Quite simply, there’s a direct correlation between our needs and values. The more deeply unmet a person’s needs are, or the more unmet needs a person has, the more challenging it will be for that person to make choices based on their values.
This is true for all humans.
Think about it. Under most circumstances you wouldn’t steal food to feed your family. But if your kids were starving?
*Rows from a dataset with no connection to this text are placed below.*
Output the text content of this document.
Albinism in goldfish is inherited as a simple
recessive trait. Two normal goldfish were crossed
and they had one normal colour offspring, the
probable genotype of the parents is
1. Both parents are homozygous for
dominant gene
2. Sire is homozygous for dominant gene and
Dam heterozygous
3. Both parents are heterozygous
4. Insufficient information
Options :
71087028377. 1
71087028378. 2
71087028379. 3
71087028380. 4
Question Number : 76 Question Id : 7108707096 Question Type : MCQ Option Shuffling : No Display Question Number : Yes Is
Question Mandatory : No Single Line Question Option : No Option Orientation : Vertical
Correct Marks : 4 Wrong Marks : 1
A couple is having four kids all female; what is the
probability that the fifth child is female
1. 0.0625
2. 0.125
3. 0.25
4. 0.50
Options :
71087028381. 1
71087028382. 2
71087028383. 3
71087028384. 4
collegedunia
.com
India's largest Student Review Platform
You’d do whatever it took to ensure their survival.
Here’s what that might look like for you right now (as it does for millions of mothers):
If you haven’t had a break from your kids in weeks or months, your unmet needs for rest, nervous system unwinding, even a regular freaking shower, are no doubt making it much harder for you to access patience, creativity, and optimism.
If you’ve had little choice but to set aside your career and/or passions in order to care for family members, your unmet need for a sense of empowerment and self-authority are likely making it extra challenging to stay present during the monotony of day-to-day family life.
We need to stop beating ourselves up about allowing our kids more screen time right now than we know is ideal (among other suboptimal decisions we’re having to make). In the absence of the village, years into a pandemic, we’re being faced with a bigger choice that will shape generations to come:
Do we mothers deplete ourselves to the point of despair in an attempt to preserve our children’s wellbeing, or do we recognize that mothers’ needs being at least minimally met is critical if we’re ever to change the systems that are oppressing so many people, including our kids?
I find the parable of the second arrow (a Buddhist parable about dealing with suffering) to be especially relevant and helpful right now. The idea is that any time life deals us a challenging hand, it’s like an arrow flying our way. Though we often can’t control these first arrows, most of us are in the habit of shooting a second arrow at ourselves in reaction to the first (in the form of self-judgment and self-criticism). This only serves to compound our suffering.
The meaning we make of these times (and the stories we tell based on that meaning) will absolutely shape mothers’ sense of self and quality of life for generations to come. The last thing we need are a bunch of second arrows in the mix as we dig our way out from this mess.